Google recently announced HTTPS Strict-Transport Security (HSTS) preload list as a measure to improve web browser security.
With this, Google plans to enforce HTTPS for all sites lying within its own TLDs (top-level domains) like .google, .soy and .how.
Google has always tried to ensure security of the web. It is not the first time that it has introduced a measure to secure sites. Earlier in 2010, it announced HTTPS as default for Gmail and then again, in 2014, made HTTPS a standard to boost a website’s rank in Google search and to encourage HTTPS usage. Recently in 2016, it also become the gold sponsor for Let’s Encrypt SSL certificates.
Now, as the wider next step to boost HTTPS adoption, Google has switched to HTTPS strict transport security for many of its TLDs.
Per the HSTS policy, browsers will automatically use HTTPS encrypted connection to sites that support HTTPS. This means, even if the user hits http://gmail.com on the address bar, the browser will switch to HTTPS.
This policy will protect sites from attacks like POODLE that weaken and aim to strip out encryption.
The HSTS list will support all major browsers (Chrome, Internet Explorer, Safari, and Opera).

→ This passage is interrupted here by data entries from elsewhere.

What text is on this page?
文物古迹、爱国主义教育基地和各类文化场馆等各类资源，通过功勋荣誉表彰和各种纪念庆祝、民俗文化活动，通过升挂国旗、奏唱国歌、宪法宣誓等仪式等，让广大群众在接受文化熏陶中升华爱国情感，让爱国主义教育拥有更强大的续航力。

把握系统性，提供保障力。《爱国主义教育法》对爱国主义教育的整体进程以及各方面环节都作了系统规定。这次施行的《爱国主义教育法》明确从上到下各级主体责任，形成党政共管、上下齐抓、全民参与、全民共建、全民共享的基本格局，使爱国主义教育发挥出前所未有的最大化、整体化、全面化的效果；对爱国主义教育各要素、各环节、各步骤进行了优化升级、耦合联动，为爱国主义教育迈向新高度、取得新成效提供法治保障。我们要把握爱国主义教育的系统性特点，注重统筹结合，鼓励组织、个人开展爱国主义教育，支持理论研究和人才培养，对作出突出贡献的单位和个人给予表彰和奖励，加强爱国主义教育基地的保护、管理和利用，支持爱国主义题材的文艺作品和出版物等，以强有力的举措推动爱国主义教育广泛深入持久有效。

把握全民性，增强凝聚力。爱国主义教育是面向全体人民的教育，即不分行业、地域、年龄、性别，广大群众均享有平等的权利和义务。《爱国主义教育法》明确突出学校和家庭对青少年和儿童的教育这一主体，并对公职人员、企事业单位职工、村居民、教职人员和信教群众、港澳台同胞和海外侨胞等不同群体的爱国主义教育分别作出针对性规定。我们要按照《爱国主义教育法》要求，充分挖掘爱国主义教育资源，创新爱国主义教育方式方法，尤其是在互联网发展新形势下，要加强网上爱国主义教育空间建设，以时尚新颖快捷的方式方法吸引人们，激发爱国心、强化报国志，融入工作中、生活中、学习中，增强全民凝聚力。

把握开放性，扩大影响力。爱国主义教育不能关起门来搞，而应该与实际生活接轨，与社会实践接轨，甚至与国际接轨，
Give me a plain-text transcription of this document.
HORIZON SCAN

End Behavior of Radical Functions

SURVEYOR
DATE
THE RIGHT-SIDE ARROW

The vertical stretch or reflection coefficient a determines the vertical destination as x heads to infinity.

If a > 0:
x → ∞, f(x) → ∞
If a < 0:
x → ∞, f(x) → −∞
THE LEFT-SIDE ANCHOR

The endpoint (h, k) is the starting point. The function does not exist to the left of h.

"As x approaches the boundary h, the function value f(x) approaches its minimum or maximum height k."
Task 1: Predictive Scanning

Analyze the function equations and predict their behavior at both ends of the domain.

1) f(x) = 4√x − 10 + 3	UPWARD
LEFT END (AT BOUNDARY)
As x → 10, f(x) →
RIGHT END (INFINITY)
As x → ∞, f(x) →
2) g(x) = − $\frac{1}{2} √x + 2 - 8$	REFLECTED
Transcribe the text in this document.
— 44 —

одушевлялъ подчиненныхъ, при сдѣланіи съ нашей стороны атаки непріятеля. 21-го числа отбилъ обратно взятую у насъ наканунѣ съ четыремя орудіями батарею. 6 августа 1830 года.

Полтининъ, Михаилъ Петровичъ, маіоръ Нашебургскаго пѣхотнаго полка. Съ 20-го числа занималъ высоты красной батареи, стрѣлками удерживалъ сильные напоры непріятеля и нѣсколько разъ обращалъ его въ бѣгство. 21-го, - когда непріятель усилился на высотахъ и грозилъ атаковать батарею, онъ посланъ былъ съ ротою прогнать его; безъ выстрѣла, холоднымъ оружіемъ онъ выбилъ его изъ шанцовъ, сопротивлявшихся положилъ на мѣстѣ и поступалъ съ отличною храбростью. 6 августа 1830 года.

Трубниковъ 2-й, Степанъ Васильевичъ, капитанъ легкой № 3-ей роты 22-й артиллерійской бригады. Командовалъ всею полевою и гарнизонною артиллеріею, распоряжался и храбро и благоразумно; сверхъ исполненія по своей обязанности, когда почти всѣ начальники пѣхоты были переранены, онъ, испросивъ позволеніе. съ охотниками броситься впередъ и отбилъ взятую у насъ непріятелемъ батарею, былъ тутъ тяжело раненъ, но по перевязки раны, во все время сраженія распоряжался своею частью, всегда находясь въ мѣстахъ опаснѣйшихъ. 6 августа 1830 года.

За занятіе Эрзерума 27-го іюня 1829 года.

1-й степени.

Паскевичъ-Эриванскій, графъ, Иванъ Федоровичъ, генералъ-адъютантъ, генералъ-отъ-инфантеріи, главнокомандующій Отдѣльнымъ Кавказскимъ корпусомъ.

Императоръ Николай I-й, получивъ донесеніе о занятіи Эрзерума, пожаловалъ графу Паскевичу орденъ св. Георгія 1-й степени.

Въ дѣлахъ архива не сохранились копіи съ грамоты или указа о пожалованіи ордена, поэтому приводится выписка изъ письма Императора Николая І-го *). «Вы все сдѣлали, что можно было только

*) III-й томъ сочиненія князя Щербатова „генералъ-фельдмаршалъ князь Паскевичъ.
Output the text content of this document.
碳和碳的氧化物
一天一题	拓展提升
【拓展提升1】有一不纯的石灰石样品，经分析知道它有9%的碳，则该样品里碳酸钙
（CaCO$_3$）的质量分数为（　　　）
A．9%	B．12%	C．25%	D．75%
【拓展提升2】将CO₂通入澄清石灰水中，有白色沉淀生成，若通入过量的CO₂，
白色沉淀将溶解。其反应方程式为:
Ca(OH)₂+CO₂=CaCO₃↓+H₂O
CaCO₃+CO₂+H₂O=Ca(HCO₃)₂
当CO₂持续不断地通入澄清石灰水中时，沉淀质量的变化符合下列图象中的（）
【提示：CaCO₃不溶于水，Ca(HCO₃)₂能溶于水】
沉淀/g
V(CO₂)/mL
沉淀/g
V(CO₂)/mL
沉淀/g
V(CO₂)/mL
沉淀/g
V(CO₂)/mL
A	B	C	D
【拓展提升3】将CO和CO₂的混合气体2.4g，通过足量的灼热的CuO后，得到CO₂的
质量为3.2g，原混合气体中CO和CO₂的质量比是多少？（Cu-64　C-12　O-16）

It will include a list of hostnames for which the selected browsers will automatically enforce encrypted HTTPS connection.
The preload list can contain individual, sub-domains and even TLDs that are added through the HSTS website. Google currently operates 45 TLDs.
The provision to add TLDs as a whole under the HSTS list will ensure that all domains under them are secured by default. So, the registrants simply need to choose a secure TLD for their website and configure an SSL certificate. They do not need to worry about adding individual domains or sub-domains to the preload list of HSTS.
Google plans to make these secure TLDs available for registration soon.